Paseo, de Didier Lourenço
Es habitual motejar de egoísta a la persona que piensa excesivamente en sí misma. Pensar en uno mismo sin caer en el abuso es una tarea sana que no tiene nada que ver con el egoísmo. Correlaciona con el conocimiento, con la curiosidad de adivinar quién habita en las palpitaciones de las sienes, quiénes forman esa mitad más uno que hace que adoptemos una decisión y descartemos el resto de las barajadas. A mí me gusta matizar que la conducta egoísta no es aquella en la que uno se dedica a pensar en sí mismo, sino más bien aquella en la que uno desea alcanzar una autogratificación aunque perjudique a los demás. Sería todo curso de acción destinado a coronar un interés personal que simultáneamente desbarata el bienestar común. El egoísta no es por tanto el afanado en responder a las solicitudes de su ego, sino sobre todo es aquel que, al no pensar en los demás, sacrifica el interés de todos en aras de colmar el suyo privado. El utilitarismo de Stuart Mill postula dar la mayor cantidad de felicidad posible a la mayor cantidad posible de personas, y la conducta egoísta subvierte este enunciado buscando la mayor cantidad de felicidad privada aun a costa de provocar gran cantidad de daño en una gran cantidad de congéneres. 
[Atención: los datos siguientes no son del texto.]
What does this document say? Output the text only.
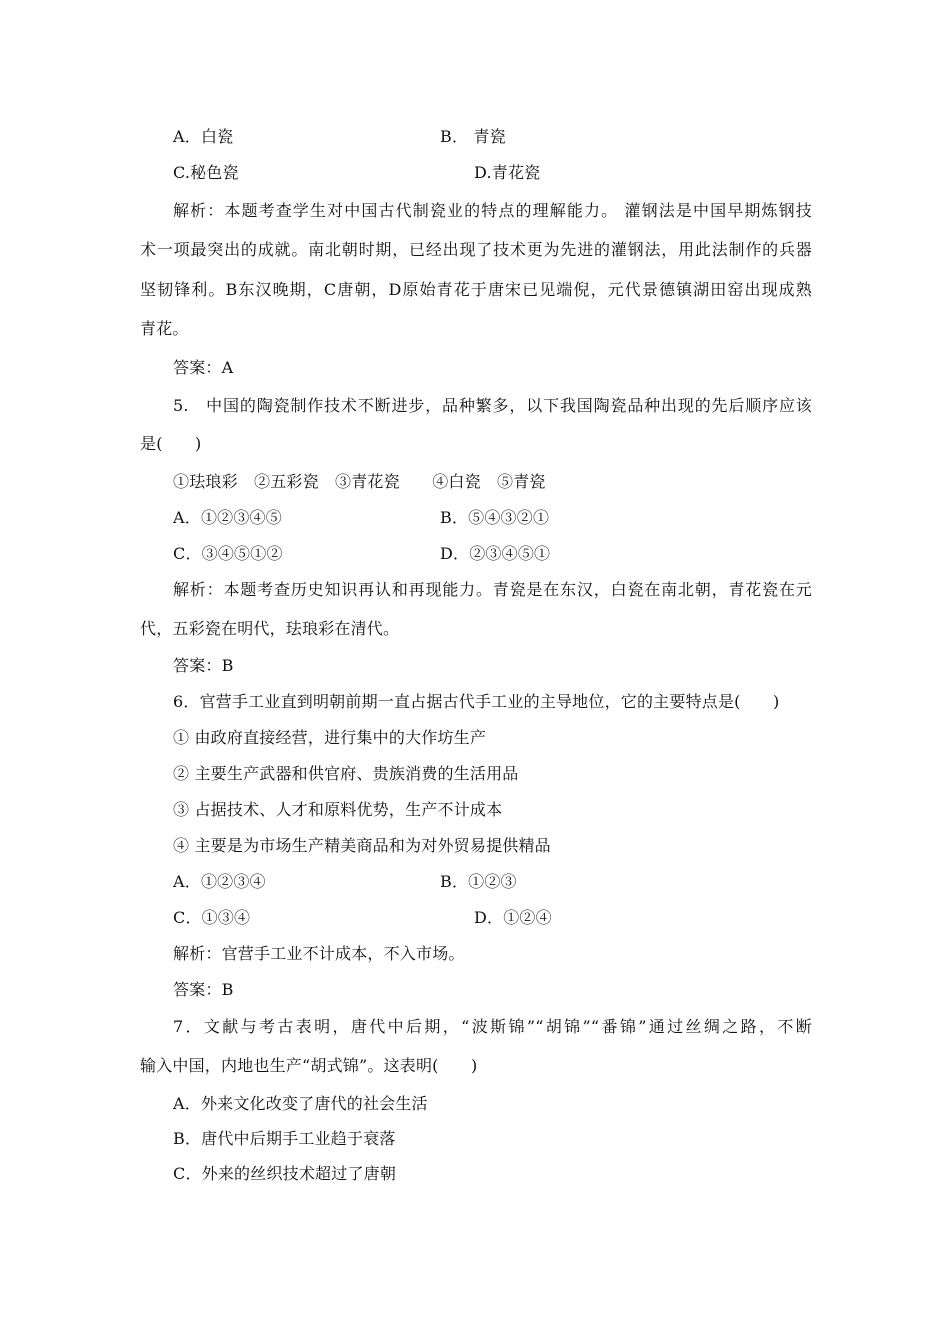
A．白瓷	B． 青瓷
C.秘色瓷	D.青花瓷
解析：本题考查学生对中国古代制瓷业的特点的理解能力。 灌钢法是中国早期炼钢技
术一项最突出的成就。南北朝时期，已经出现了技术更为先进的灌钢法，用此法制作的兵器
坚韧锋利。B东汉晚期，C唐朝，D原始青花于唐宋已见端倪，元代景德镇湖田窑出现成熟
青花。
答案：A
5.　中国的陶瓷制作技术不断进步，品种繁多，以下我国陶瓷品种出现的先后顺序应该
是(　　)
①珐琅彩　②五彩瓷　③青花瓷　　④白瓷　⑤青瓷
A．①②③④⑤	B．⑤④③②①
C．③④⑤①②	D．②③④⑤①
解析：本题考查历史知识再认和再现能力。青瓷是在东汉，白瓷在南北朝，青花瓷在元
代，五彩瓷在明代，珐琅彩在清代。
答案：B
6．官营手工业直到明朝前期一直占据古代手工业的主导地位，它的主要特点是(　　)
① 由政府直接经营，进行集中的大作坊生产
② 主要生产武器和供官府、贵族消费的生活用品
③ 占据技术、人才和原料优势，生产不计成本
④ 主要是为市场生产精美商品和为对外贸易提供精品
A．①②③④	B．①②③
C．①③④	D．①②④
解析：官营手工业不计成本，不入市场。
答案：B
7．文献与考古表明，唐代中后期，“波斯锦”“胡锦”“番锦”通过丝绸之路，不断
输入中国，内地也生产“胡式锦”。这表明(　　)
A．外来文化改变了唐代的社会生活
B．唐代中后期手工业趋于衰落
C．外来的丝织技术超过了唐朝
El egoísmo es una pulsión (algunos autores hablan del gen egoísta) y, como toda pulsión, entroniza el instinto y destrona el pensamiento. Sin embargo, cuando incluimos a los demás en nuestras deliberaciones (la ética no es otra cosa que esta incursión), cuando «pensamos» en los otros, cuando deliberamos no en lo mejor para nosotros sino en lo más conveniente para todos, la inteligencia no tiene más remedio que comparecer. Desde la miopía instintiva es imposible ver los lazos que nos convierten en existencias vinculadas. La racionalidad nos humaniza al permitirnos contemplar a los demás con intereses similares a los nuestros que necesitamos ayudar a satisfacer igual que ellos nos ayudan a satisfacer los nuestros para ampliar posibilidades y atajar incertidumbres. En el ensayo Filosofía para desencantados (Atalanta, 2014) de Leonardo Da Jandra me topo con el siguiente esclarecedor párrafo: «Todos los actos egoístas reflejan una burda imposición de la animalidad sobre el espíritu; es la bestia astuta y deseante la que pide y exige sin querer dar nada a cambio. Para los que creemos que los ideales de la razón (bien común, justicia, paz) suponen una mayor evolución que los reclamos orales y genitales, el paso del egocentrismo al sociocentrismo es una muestra sublimadora de inteligencia y generosidad. La primera -concedámoslo- es una muestra inequívocamente evolutiva; la segunda es impensable sin el soplo hermanante del espíritu». Para tomar conciencia del otro como una equivalencia que solicita para sí mismo un valor parejo al que solicitamos para nosotros no nos queda más remedio que acudir a la racionalidad. Es decir, cavilar, discernir, razonar, inferir, pensar. Y actuar en consecuencia.